Soudain, Philippe chanta « La rouille » de Maxime Le Forestier et Louise comprit alors que Philippe avait toujours des sentiments pour elle car c’était la chanson qu’il avait recopié dans la lettre qu’il lui avait donné après leur séparation, elle connaissait Philippe et savait qu’il ne faisait jamais rien au hasard et qu’il était très attaché aux symboles, il ne pouvait pas avoir oublié cette chanson et cette lettre. Elle se dit qu’elle devait à leur amour d’essayer de se réconcilier avec Philippe, malgré Catherine, leur amour méritait cela. Elle décida donc de lui donner rendez-vous dés le lendemain pour lui avouer ses sentiments, son cœur battait aussi fort que lors de leur premier vrai baiser d’amoureux…Le lendemain matin elle fût réveillée par la sonnerie du téléphone, c’était la voix de Catherine…Philippe venait de mourir dans la nuit, d’une crise cardiaque.

_ _ _ _ _ _ _ _

Louise venait de revivre les moments clefs de son existence, elle avait  pu à nouveau serrer dans ses bras tout ceux qu’elle aimait… Elle ne savait plus si elle était une vieillarde ou une jeune fille, une enfant ou une jeune femme…Avait-elle vraiment vécu tout cela? Toute cette vie lui paraissait comme un rêve, un long rêve d’amour…Seul Dieu savait qui était Louise et ce qui l’attendait…

Louise se réveilla dans les bras de Bertrand. La tempête mauritanienne s’était achevée et elle compris que c’était aussi la fin de leur aventure passionnée. Louise avait très envie de rentrer auprès de Philippe. Bertrand essaya de la retenir puis finit par la laisser partir, il y avait en elle cette certitude que sa vie n’avait de sens qu’avec Philippe, sans savoir d’où lui venait sa détermination, elle sentait que c’était cette décision qu’elle devait prendre et aucune autre…Elle ne savait pas encore qu’elle ramenait à Philippe un cadeau inattendu : un enfant…

Dieu avait décidé de redonner à Louise une seconde vie, Louise avait à nouveau 35 ans et avait oublié qu’elle avait été une vieille dame.

 

 

Commentaires

Jolie épisode d'une vie..... belle journée.

Écrit par : patriarch | samedi, 19 février 2011

Bonjour Enriqueta... Ben tjs aussi bonne plume...Merci à toi pour le 7 et bon W-E

Écrit par : jill bill | samedi, 19 février 2011

lol c'était pour voir si on suivait?!!! :o))
doux bisous à toi et délicieuse soirée

Écrit par : mamalilou | dimanche, 20 février 2011

Très joli récit d'une longue vie. Une belle histoire.

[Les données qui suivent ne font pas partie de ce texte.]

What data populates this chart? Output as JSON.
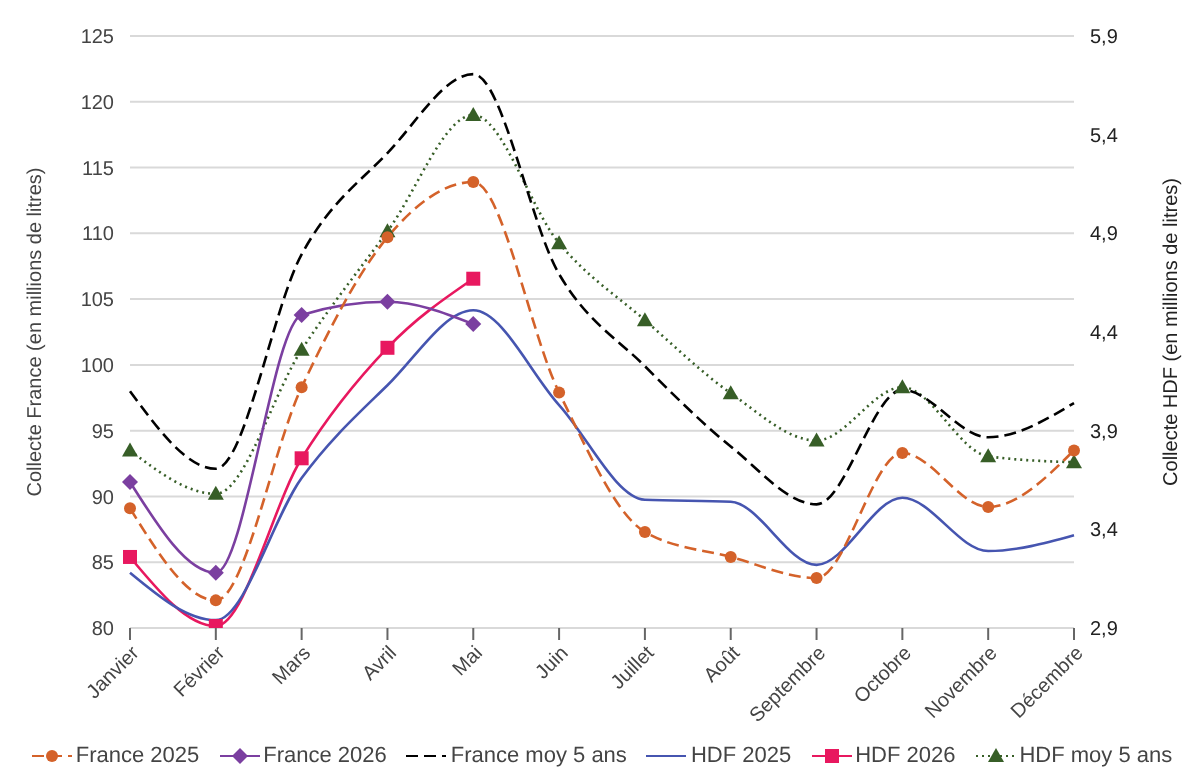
{
  "chart_data": {
    "type": "line",
    "ylabel": "Collecte France (en millions de litres)",
    "y2label": "Collecte HDF (en millions de litres)",
    "categories": [
      "Janvier",
      "Février",
      "Mars",
      "Avril",
      "Mai",
      "Juin",
      "Juillet",
      "Août",
      "Septembre",
      "Octobre",
      "Novembre",
      "Décembre"
    ],
    "ylim": [
      80,
      125
    ],
    "yticks": [
      80,
      85,
      90,
      95,
      100,
      105,
      110,
      115,
      120,
      125
    ],
    "y2lim": [
      2.9,
      5.9
    ],
    "y2ticks": [
      {
        "value": 2.9,
        "label": "2,9"
      },
      {
        "value": 3.4,
        "label": "3,4"
      },
      {
        "value": 3.9,
        "label": "3,9"
      },
      {
        "value": 4.4,
        "label": "4,4"
      },
      {
        "value": 4.9,
        "label": "4,9"
      },
      {
        "value": 5.4,
        "label": "5,4"
      },
      {
        "value": 5.9,
        "label": "5,9"
      }
    ],
    "grid": "y",
    "legend": "bottom",
    "series": [
      {
        "name": "France 2025",
        "color": "#d4622a",
        "marker": "circle",
        "line_style": "dashed",
        "values": [
          89.1,
          82.1,
          98.3,
          109.7,
          113.9,
          97.9,
          87.3,
          85.4,
          83.8,
          93.3,
          89.2,
          93.5
        ]
      },
      {
        "name": "France 2026",
        "color": "#7b3fa0",
        "marker": "diamond",
        "line_style": "solid",
        "values": [
          91.1,
          84.2,
          103.8,
          104.8,
          103.1,
          null,
          null,
          null,
          null,
          null,
          null,
          null
        ]
      },
      {
        "name": "France moy 5 ans",
        "color": "#000000",
        "marker": "none",
        "line_style": "dashed",
        "values": [
          98.0,
          92.1,
          108.4,
          116.1,
          122.1,
          106.9,
          99.9,
          93.8,
          89.4,
          98.1,
          94.5,
          97.1
        ]
      },
      {
        "name": "HDF 2025",
        "color": "#4655b0",
        "marker": "none",
        "line_style": "solid",
        "axis": "y2",
        "values": [
          3.18,
          2.94,
          3.66,
          4.13,
          4.51,
          4.03,
          3.55,
          3.54,
          3.22,
          3.56,
          3.29,
          3.37
        ]
      },
      {
        "name": "HDF 2026",
        "color": "#e8185f",
        "marker": "square",
        "line_style": "solid",
        "axis": "y2",
        "values": [
          3.26,
          2.91,
          3.76,
          4.32,
          4.67,
          null,
          null,
          null,
          null,
          null,
          null,
          null
        ]
      },
      {
        "name": "HDF moy 5 ans",
        "color": "#375e27",
        "marker": "triangle",
        "line_style": "dotted",
        "axis": "y2",
        "values": [
          3.8,
          3.58,
          4.31,
          4.91,
          5.5,
          4.85,
          4.46,
          4.09,
          3.85,
          4.12,
          3.77,
          3.74
        ]
      }
    ]
  }
}
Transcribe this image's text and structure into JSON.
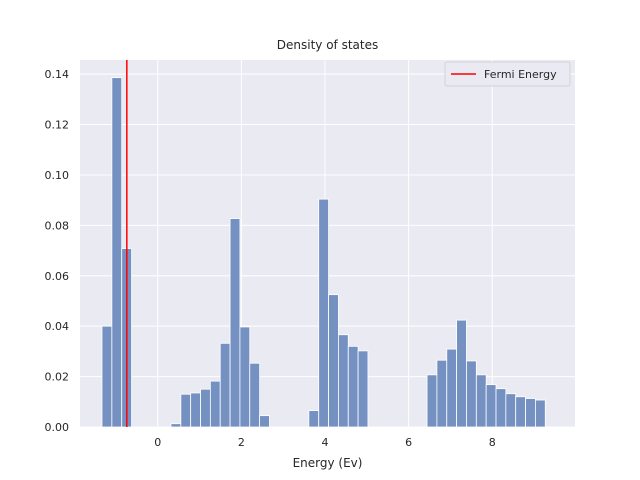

Écrit par : Solange | lundi, 21 février 2011

Bonjour,

Je prends le récit en cours... et du coup, j'ai très envie de connaître le début ! Alors je vais revenir te lire un peu chaque jour (parce que je manque de temps... snif !). Je te souhaite une belle journée.
Gros bisous,

Sandra

Écrit par : sandrasbz | mardi, 22 février 2011

beau récit que je vais revoir au début pour mieux m'imprégner.
bisous

Écrit par : Reinette | mardi, 22 février 2011

Ce serait bien de pouvoir revenir en arrière et prendre d'autres décisions... C'est très bien écrit...

Écrit par : écureuil bleu | mardi, 22 février 2011

Les commentaires sont fermés.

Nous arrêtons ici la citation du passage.